Serial self-collection of urine voids is an additional means of biologically monitoring chemical and other xenobiotic exposures, e.g., to chemical sanitizing agents. Chlorine-based disinfectants are routinely utilized by cleaning personnel to control microbial contamination and minimize risk for infection. Such chemicals enter the body by inhalation or other means during work and are metabolized by liver enzymes into harmful, i.e., cancer-inducing trihalomethane, byproducts. Gängler et al.131) collected consecutive urine voids from human volunteers working with chlorine disinfectants at different times of the day and night, finding the time of day of their use determined the urinary concentration of the surrogate biomarker 4-hydroxynonenal and detrimental trihalomethane metabolites.

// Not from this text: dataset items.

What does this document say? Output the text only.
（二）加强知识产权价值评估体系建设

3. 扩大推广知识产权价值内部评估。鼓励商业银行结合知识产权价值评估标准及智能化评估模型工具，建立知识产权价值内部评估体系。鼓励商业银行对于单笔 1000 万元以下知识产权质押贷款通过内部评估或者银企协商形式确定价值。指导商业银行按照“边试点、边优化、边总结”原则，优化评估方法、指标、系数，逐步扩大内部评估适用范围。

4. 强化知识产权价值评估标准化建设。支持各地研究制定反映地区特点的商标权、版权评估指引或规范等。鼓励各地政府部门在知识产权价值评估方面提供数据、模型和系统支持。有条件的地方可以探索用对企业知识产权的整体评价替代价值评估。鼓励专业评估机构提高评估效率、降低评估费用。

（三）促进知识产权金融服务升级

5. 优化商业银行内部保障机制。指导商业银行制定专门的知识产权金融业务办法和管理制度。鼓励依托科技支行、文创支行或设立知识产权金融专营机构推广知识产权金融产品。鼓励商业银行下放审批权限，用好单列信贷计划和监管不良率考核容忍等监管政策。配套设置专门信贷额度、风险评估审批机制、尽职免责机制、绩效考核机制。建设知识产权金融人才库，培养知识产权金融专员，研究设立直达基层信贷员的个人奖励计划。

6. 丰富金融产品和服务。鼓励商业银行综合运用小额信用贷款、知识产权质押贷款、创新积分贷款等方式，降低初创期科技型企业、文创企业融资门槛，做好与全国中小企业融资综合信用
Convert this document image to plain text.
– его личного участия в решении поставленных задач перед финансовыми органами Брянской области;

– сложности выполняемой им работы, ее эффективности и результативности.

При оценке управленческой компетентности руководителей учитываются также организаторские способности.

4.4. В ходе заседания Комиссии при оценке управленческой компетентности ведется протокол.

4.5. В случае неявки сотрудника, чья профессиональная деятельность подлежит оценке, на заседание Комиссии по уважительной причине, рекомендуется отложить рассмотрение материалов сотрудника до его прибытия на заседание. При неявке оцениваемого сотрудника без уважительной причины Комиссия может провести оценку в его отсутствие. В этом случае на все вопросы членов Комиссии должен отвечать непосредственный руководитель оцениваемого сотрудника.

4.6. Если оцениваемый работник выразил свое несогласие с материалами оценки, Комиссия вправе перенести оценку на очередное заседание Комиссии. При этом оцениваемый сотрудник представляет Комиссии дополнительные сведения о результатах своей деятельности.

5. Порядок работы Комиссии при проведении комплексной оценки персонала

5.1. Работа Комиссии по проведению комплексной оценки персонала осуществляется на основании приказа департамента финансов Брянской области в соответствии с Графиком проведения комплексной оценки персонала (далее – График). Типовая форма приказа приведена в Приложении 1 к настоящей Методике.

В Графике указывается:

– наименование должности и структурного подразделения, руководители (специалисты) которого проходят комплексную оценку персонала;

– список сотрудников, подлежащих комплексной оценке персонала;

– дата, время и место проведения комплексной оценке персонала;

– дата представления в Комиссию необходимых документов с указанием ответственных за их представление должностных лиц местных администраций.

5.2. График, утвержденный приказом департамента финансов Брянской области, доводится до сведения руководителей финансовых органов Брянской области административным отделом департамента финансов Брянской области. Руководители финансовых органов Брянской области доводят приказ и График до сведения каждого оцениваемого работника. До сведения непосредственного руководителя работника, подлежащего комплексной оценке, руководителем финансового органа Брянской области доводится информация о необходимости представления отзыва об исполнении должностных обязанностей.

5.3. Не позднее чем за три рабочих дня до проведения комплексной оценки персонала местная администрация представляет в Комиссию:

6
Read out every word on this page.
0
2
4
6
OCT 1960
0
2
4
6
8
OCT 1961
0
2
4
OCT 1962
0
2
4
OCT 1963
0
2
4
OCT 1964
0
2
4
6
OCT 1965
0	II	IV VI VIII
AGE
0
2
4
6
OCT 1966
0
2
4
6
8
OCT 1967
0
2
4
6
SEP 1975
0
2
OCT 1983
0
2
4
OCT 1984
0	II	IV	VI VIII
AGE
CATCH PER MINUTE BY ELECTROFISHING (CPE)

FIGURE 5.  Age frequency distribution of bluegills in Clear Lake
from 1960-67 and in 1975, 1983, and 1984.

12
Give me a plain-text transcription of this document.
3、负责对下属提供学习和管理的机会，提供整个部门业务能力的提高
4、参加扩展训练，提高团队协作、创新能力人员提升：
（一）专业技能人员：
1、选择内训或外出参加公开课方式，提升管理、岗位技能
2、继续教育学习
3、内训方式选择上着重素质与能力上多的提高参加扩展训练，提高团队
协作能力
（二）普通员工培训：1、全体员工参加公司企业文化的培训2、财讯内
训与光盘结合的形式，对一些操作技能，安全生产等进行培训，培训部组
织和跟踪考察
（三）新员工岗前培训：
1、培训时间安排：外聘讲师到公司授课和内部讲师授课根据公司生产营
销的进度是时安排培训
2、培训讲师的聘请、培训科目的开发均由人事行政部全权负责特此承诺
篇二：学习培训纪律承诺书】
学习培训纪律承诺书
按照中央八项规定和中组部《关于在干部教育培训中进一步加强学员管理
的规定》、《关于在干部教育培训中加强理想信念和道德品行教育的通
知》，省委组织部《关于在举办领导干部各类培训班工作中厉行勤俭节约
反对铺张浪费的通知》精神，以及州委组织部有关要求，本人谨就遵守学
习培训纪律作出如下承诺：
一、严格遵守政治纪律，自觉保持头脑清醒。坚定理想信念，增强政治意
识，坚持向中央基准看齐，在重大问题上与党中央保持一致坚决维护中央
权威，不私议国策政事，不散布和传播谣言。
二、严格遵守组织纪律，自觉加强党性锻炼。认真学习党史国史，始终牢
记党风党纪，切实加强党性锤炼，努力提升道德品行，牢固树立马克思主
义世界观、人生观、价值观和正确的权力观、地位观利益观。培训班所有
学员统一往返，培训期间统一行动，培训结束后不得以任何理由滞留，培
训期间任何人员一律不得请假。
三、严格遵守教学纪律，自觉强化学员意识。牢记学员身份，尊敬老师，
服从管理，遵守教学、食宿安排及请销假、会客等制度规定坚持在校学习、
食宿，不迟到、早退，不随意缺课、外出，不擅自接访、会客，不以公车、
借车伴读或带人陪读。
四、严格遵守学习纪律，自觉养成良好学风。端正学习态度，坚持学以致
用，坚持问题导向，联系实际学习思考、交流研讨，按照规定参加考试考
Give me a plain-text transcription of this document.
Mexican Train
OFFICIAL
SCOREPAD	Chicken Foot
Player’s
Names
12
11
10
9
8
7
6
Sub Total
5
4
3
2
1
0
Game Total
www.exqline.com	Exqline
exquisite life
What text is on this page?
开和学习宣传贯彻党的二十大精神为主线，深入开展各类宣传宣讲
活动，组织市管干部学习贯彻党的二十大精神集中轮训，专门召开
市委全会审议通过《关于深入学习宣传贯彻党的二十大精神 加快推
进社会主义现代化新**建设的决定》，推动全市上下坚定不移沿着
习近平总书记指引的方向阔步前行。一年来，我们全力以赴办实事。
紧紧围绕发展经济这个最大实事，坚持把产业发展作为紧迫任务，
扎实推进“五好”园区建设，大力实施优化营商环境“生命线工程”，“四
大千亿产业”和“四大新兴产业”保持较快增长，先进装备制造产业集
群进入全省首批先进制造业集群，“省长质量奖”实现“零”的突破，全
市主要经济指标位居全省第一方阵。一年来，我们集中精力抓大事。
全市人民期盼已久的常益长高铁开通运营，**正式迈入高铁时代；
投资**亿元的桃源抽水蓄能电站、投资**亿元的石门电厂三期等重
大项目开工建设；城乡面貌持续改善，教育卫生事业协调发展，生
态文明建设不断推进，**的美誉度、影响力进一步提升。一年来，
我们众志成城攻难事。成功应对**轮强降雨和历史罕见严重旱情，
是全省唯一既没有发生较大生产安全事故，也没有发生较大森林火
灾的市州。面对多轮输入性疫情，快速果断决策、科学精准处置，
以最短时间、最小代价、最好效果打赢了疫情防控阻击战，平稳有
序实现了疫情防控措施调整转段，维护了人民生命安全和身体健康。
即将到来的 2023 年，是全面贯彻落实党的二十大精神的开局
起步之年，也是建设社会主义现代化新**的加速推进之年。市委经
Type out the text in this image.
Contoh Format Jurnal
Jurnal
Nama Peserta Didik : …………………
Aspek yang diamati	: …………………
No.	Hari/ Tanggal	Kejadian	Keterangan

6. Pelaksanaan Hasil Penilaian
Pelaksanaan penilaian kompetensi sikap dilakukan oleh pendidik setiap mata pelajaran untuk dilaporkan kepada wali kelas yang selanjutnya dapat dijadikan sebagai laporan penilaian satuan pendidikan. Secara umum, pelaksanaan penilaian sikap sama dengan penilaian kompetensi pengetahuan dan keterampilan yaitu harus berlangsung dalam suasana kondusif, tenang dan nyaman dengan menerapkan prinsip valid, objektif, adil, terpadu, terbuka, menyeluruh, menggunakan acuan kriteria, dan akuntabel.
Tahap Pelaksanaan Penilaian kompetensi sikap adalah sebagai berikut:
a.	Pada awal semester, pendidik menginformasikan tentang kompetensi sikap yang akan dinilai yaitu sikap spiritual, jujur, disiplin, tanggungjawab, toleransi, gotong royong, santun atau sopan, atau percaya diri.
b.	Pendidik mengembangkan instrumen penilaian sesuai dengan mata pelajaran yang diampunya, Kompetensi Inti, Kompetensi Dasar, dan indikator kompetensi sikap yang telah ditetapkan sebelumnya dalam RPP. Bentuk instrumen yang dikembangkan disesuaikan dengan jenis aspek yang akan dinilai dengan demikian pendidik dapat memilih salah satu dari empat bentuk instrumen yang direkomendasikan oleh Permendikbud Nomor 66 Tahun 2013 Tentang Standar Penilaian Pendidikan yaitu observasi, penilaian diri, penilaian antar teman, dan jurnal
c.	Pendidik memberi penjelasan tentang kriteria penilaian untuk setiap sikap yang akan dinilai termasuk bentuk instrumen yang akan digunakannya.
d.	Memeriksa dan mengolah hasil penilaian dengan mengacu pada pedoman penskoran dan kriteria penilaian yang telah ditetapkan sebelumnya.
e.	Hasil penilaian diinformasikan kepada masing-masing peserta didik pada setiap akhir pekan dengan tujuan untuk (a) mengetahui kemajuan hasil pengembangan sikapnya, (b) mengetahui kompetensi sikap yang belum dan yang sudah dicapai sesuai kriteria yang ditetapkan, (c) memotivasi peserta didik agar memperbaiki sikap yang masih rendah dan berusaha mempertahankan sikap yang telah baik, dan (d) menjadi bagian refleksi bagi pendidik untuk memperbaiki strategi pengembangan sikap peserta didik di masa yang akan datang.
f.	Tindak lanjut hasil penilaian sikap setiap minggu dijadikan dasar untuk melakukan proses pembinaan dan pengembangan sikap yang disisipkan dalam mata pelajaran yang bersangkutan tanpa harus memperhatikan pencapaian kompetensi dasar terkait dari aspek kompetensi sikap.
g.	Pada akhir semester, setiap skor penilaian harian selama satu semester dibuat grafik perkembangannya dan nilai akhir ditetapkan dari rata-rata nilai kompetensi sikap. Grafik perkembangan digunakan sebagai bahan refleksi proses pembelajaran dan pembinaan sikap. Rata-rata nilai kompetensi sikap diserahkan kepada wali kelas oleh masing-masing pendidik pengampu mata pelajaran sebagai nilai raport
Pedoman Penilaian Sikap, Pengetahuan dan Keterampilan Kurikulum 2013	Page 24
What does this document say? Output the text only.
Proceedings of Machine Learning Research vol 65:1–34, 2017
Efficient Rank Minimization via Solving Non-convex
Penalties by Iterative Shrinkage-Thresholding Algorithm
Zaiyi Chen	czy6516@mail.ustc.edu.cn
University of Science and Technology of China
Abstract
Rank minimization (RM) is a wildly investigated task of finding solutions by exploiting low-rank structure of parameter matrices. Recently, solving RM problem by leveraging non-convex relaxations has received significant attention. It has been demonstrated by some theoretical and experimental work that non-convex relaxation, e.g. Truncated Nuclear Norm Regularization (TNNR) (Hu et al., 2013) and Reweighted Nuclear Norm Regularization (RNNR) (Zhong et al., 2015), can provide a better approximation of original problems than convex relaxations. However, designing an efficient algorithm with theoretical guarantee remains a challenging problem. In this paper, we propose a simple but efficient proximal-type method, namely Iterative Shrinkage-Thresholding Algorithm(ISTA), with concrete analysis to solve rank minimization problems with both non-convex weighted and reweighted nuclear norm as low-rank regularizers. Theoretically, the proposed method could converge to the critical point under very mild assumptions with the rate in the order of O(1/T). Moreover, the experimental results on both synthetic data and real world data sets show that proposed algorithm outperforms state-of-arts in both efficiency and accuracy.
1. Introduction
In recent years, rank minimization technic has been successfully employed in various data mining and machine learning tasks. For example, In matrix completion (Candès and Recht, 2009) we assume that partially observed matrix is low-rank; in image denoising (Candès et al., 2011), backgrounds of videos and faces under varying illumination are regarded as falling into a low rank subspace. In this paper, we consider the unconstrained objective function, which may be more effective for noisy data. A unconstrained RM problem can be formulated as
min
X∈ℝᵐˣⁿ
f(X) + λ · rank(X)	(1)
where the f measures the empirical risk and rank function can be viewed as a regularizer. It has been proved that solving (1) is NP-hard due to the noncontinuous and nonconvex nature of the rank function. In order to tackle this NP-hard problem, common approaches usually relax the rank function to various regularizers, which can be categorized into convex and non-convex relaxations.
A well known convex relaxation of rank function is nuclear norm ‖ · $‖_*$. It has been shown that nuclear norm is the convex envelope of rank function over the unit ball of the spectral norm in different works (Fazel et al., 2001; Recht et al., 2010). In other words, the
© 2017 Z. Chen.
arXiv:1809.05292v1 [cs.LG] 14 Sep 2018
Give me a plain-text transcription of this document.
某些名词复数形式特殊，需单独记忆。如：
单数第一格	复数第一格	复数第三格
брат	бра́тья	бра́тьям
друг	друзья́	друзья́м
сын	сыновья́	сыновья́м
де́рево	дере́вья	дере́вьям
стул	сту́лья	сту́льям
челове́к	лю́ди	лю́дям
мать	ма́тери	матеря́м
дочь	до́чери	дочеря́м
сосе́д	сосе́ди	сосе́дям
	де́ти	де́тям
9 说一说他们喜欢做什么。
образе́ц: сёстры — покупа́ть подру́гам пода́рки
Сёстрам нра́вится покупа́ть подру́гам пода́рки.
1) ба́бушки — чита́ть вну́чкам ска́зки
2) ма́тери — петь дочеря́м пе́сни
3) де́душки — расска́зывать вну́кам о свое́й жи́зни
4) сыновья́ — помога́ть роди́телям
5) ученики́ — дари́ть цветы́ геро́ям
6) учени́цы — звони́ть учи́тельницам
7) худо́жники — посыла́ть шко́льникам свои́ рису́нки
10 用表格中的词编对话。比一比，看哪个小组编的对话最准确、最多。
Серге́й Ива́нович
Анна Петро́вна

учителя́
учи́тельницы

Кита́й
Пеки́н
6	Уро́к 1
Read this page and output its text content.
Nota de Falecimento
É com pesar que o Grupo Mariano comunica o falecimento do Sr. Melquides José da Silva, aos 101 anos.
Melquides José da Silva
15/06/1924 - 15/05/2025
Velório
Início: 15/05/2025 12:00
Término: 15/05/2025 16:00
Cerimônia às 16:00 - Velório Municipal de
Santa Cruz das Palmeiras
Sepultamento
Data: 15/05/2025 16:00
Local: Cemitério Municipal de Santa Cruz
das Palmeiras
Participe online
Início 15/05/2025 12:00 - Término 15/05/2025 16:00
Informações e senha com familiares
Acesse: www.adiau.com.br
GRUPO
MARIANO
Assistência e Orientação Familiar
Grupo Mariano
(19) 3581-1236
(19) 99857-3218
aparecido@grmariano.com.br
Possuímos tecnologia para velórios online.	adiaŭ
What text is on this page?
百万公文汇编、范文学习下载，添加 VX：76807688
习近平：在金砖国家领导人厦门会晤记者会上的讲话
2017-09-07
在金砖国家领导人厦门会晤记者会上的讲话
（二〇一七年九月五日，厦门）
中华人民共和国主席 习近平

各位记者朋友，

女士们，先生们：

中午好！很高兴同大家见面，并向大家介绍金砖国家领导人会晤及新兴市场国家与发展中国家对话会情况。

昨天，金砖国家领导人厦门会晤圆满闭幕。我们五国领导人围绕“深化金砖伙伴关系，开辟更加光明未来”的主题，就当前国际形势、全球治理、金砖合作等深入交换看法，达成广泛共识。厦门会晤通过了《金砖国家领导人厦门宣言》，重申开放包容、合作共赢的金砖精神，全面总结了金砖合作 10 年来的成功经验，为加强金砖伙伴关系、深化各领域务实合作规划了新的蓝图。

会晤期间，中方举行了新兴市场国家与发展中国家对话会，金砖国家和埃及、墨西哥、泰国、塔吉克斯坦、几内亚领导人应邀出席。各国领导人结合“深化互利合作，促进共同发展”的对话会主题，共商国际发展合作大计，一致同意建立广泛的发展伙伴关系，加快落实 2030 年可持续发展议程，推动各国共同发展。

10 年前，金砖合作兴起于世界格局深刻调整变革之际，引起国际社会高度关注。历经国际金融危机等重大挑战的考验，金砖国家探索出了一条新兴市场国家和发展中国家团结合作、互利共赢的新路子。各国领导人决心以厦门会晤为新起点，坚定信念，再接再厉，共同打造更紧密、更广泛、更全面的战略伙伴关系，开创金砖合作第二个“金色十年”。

Urinary biomarker concentrations were low following morning-time exposures but considerably higher following afternoon and nighttimes ones, substantiating significant circadian rhythm-dependent differences in the body burden of the harmful byproducts of the chlorine disinfectants. The time-of-day differences were not due to corresponding disparities in environmental exposures; rather, they resulted from circadian rhythm-dependent differences in the activity of the liver enzyme CYP2E1 that metabolizes chlorine chemicals. Circadian rhythms in benzene metabolism and biomarkers also have been identified by Watts132) that additionally demonstrate the need for TQFVs as BEIs according to the time of urine sampling.

Conclusions

Personnel of nonstandard work schedules, especially those engaged in permanent and rotating nightshift work, may be exposed to harmful xenobiotic contaminants in the same or even greater concentrations than dayshift workers. Moreover, night workers are likely to be exposed to workroom contaminants during a different circadian time that may be deterministic of higher vulnerability than day workers. Establishment of threshold limit values and methods of biological monitoring, including interpretation of derived values against reference biological exposure indices, are based solely on homeostatic theory, the unsubstantiated assumption of biological constancy, and databases of adverse events that lack qualification for biological time or work shift. Rarely, if ever, has the vulnerability of personnel to industrial contaminates and other stressors been explored according to work shift or circadian time. The goal of this consensus paper is to call attention to the extensive literature pertaining to laboratory animal and human investigations that document the importance of the circadian time structure to industrial toxicology. The collective findings of the many investigations reviewed herein entailing contagion, physical, gaseous, chemical, metal, irritant, allergenic, carcinogenic, and teratogenic xenobiotics suggest circadian factors ought to be an additional important criterion used to decide threshold limit values, particularly to protect personnel working nonstandard work schedules. Furthermore, realization that biomarkers of adverse workplace xenobiotic exposures may be governed by high-amplitude circadian rhythms should serve to better inform the methods of biological monitoring and data interpretation, not only for night but also day workers.